Je propose qu'on avance autrement.
Je veux d'abord remercier les auteurs des amendements de permettre ce débat. Je ne suis pas sûr qu'à la faveur d'un débat parlementaire se déroulant à zéro heure quarante du matin, les deux amendements, pour lesquels les auteurs ont évidemment travaillé, exploré, recherché ce qu'ils pensaient être le mieux puissent trouver une réalité. En tout état de cause, je ne comprends pas qu'on puisse nous rétorquer, comme le font la commission et le Gouvernement, qu'il n'y a pas de débat. Il y a un débat, même s'il est encore plus compliqué que tous les autres.
Nous avons tous inscrit en nous, intellectuellement, culturellement, que l'être porté par la mère est l'enfant de cette mère, et nous sommes en train de dire que ce ne sera pas son enfant. Cette idée me heurte, je l'avoue. À partir de là, certains préfèrent qu'on évacue le problème.
Mais il est une chose qui me heurte encore plus, c'est que ce que nous interdisons en France – même si ce n'est pas parce que c'est autorisé à l'extérieur que c'est bien – se pratique à l'étranger, se pratique avec des femmes françaises qui vont à l'étranger se faire rémunérer, se pratique à l'étranger avec des couples français qui utilisent des personnes étrangères pour bénéficier de la gestation pour autrui. Ce n'est pas parce que nous fermerions le débat ici que la pratique n'existerait pas.

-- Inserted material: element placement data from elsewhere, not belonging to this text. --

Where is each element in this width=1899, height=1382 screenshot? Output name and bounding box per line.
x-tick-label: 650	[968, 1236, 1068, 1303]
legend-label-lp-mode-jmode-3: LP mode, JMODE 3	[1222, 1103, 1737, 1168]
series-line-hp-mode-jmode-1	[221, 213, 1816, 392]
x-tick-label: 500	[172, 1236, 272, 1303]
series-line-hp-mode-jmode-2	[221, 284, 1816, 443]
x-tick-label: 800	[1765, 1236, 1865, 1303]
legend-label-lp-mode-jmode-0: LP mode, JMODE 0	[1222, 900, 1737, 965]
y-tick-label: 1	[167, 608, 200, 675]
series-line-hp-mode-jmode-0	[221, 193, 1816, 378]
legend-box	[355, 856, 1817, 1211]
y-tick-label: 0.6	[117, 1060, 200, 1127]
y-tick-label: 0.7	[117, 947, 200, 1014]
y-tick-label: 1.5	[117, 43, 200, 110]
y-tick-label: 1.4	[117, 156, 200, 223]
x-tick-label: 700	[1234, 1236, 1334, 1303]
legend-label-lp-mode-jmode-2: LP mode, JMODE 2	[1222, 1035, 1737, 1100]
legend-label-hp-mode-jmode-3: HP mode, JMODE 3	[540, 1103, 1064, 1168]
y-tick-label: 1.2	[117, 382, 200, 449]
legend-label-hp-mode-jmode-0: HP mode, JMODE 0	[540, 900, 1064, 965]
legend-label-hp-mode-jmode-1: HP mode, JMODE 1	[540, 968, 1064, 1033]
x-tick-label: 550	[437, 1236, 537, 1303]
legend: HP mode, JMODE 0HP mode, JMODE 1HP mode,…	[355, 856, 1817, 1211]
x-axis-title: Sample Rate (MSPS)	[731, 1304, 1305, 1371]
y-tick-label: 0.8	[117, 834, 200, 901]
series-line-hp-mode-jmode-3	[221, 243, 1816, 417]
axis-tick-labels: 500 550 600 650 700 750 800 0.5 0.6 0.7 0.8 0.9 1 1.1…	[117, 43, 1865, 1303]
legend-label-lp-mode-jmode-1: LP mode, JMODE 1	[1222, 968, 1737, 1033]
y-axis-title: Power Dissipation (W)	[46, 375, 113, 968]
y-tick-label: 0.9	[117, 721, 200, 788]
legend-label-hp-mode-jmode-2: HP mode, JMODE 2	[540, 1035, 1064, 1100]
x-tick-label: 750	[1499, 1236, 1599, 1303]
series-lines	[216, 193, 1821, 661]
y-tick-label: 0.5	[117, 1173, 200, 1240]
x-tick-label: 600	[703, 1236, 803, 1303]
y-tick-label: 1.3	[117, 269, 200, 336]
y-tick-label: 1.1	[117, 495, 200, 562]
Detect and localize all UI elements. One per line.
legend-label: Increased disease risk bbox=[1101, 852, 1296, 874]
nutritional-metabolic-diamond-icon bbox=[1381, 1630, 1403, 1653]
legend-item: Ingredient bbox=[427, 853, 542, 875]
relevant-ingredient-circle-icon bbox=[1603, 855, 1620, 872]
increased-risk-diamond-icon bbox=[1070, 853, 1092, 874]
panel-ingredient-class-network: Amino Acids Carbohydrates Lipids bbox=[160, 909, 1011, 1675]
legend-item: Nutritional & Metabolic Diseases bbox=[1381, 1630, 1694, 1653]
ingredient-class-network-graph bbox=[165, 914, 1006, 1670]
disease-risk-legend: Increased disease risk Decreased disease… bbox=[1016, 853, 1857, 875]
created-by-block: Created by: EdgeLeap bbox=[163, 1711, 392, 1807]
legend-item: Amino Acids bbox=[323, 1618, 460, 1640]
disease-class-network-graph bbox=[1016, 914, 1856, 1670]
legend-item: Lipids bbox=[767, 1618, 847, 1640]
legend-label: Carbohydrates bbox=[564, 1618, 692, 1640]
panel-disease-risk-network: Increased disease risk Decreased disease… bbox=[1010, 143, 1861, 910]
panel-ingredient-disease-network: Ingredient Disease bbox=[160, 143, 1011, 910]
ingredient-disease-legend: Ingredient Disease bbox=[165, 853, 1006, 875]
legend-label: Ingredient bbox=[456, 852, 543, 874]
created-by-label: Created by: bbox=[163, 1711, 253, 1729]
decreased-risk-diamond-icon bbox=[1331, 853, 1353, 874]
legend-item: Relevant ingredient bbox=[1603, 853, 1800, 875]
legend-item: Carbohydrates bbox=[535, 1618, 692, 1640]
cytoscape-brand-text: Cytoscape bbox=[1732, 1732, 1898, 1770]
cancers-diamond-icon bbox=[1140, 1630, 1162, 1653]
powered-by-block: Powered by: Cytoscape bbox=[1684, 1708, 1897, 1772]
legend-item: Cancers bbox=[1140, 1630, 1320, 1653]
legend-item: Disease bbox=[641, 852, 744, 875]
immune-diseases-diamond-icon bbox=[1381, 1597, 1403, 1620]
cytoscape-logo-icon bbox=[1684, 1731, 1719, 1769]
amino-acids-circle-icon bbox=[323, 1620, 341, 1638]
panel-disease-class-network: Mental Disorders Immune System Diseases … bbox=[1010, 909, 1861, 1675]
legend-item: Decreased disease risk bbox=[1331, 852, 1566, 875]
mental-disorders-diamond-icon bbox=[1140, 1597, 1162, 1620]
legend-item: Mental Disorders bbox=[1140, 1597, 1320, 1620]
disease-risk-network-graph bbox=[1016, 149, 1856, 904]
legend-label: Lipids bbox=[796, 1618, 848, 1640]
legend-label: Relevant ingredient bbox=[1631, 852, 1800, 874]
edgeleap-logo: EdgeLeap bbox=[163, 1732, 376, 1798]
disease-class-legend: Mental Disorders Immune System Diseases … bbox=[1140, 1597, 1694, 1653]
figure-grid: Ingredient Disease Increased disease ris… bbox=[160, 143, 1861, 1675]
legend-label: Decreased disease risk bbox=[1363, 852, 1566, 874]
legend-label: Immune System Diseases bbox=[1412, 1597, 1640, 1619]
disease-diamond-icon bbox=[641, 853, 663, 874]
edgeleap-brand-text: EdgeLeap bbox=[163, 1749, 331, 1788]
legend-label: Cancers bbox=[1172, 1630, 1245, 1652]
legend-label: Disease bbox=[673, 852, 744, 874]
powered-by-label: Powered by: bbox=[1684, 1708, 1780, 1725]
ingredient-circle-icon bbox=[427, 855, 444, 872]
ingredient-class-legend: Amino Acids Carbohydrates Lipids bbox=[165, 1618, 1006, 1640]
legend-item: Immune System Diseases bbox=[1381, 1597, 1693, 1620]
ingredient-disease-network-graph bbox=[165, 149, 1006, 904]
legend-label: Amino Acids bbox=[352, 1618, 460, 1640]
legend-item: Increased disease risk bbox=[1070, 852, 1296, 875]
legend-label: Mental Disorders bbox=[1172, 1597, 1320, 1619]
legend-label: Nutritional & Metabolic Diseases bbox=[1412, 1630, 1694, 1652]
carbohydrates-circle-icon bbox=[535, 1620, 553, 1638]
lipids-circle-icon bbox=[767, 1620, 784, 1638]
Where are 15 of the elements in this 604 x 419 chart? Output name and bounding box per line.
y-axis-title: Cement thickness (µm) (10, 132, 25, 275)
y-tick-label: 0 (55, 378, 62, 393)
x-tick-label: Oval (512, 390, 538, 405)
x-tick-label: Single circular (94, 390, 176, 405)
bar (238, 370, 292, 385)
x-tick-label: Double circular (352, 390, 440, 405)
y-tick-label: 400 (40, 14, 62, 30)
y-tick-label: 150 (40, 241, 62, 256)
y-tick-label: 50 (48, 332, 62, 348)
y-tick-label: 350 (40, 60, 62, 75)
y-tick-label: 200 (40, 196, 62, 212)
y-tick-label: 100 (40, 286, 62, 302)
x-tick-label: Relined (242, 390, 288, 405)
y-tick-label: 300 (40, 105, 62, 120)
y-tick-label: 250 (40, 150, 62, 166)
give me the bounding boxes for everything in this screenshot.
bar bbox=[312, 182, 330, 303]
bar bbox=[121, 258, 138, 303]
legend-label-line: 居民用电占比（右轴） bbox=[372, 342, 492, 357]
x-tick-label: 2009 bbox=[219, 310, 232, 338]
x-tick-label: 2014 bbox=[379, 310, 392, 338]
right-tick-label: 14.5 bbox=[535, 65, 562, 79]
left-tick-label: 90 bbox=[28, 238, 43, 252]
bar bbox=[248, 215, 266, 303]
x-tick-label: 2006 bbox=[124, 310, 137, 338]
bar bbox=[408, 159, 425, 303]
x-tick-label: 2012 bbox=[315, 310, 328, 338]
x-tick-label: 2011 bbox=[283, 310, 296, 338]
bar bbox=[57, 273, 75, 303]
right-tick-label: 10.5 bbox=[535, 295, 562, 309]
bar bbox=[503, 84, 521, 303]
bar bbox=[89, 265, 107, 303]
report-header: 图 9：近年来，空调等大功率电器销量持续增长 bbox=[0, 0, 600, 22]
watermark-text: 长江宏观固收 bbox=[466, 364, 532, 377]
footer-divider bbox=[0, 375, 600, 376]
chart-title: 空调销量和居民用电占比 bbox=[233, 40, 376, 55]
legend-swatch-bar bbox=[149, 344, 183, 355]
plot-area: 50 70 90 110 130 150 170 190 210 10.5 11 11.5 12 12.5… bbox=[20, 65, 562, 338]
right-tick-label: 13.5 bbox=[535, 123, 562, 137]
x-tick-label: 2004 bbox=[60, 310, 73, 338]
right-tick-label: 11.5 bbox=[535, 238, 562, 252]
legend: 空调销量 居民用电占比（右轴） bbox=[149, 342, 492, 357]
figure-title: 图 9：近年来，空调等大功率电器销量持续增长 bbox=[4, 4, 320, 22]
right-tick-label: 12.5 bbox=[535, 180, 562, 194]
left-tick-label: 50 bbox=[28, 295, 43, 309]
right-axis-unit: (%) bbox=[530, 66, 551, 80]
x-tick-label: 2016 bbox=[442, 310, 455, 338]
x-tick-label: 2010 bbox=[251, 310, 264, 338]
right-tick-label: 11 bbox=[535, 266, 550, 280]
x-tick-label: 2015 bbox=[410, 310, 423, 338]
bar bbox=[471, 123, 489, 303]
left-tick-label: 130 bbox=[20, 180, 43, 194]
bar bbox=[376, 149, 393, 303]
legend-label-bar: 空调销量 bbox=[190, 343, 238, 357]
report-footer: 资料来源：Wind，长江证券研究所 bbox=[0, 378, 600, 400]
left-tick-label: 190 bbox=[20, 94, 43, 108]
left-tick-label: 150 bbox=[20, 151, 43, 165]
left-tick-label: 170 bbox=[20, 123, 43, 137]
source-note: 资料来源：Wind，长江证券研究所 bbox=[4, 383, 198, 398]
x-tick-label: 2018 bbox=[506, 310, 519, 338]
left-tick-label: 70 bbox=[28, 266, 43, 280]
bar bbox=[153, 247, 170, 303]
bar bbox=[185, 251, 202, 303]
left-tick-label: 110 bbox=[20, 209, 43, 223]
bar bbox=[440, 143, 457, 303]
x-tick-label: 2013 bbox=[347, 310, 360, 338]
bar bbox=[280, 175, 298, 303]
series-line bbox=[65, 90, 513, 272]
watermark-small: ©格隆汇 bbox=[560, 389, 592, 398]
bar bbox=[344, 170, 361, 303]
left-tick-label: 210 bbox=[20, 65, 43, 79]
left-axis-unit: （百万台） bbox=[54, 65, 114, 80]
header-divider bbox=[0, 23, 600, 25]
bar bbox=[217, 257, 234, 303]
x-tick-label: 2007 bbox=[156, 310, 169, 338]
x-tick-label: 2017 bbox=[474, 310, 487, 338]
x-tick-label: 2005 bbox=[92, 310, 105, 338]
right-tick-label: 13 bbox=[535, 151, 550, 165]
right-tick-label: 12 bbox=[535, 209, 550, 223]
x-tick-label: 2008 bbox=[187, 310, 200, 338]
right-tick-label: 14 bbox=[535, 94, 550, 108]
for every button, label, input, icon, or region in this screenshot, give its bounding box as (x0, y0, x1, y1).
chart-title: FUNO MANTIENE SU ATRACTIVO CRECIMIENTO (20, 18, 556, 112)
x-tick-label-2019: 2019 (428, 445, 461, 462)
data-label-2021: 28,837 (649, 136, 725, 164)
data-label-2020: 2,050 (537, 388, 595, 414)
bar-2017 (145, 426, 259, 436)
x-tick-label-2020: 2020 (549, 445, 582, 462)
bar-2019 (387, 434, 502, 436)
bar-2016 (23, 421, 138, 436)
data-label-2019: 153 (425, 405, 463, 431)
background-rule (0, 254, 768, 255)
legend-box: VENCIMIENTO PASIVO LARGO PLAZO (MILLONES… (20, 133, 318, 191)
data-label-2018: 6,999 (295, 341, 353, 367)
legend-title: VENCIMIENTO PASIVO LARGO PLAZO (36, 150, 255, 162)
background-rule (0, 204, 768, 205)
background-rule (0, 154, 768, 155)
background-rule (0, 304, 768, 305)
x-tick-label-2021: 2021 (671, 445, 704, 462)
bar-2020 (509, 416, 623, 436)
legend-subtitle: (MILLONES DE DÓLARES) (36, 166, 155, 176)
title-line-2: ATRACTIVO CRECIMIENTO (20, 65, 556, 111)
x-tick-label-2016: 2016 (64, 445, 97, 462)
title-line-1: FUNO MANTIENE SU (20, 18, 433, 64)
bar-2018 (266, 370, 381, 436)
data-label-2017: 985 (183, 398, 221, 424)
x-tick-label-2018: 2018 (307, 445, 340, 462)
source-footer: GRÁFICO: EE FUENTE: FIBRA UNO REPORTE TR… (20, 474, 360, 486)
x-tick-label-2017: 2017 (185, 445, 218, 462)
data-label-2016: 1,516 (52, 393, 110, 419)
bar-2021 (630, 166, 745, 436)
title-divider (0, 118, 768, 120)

Je veux faire un parallèle, pas une comparaison. Lorsque dans cet hémicycle, il y a de cela bientôt trente-cinq ans, s'est tenu le débat sur l'avortement, l'exact inverse de ce dont nous parlons actuellement, certaines personnes considéraient qu'il était impossible d'en parler et d'autres pensaient que, malheureusement, le débat était de fait dans la société. À l'époque, l'avortement était sûr et pratiqué pour ceux qui avaient les moyens, dangereux et pratiqué cependant pour ceux qui n'avaient pas les moyens.
Trente-cinq ans après, si on ne peut pas considérer qu'il soit idéal que l'avortement existe, si on ne peut pas considérer que ce ne soit pas toujours un traumatisme pour une femme, on peut néanmoins admettre qu'on a trouvé un équilibre qui permet, quand malheureusement cette décision est prise par un couple ou, le plus souvent, par une femme, que cela se fasse dans des conditions sécurisées.
Dans le cas qui nous préoccupe, c'est pire. Non seulement ceux qui ont les moyens peuvent aller le faire à l'étranger, mais des femmes qui recherchent la marchandisation du corps que nous redoutons vont aussi le faire à l'étranger.
Monsieur le président, si je ne peux pas trancher entre ces deux amendements maintenant, je souhaite lancer un appel à la présidence de l'Assemblée nationale ainsi qu'au Gouvernement. Je pense qu'on ne peut pas éliminer le débat, on ne peut pas dire que cette pratique n'existe pas, on ne peut pas laisser des couples aller à l'étranger bénéficier de la gestation pour autrui, on ne peut pas laisser des femmes aller à l'étranger vendre leur capacité à porter un enfant pour d'autres, et il me semble nécessaire que notre assemblée, comme le Sénat, puisse travailler collectivement, à travers une mission par exemple, et puisse étudier les pratiques existantes, les dérives qu'elles entraînent et les dangers pour notre société. En tout état de cause, dire qu'il n'y a pas de débat ne me paraît pas responsable.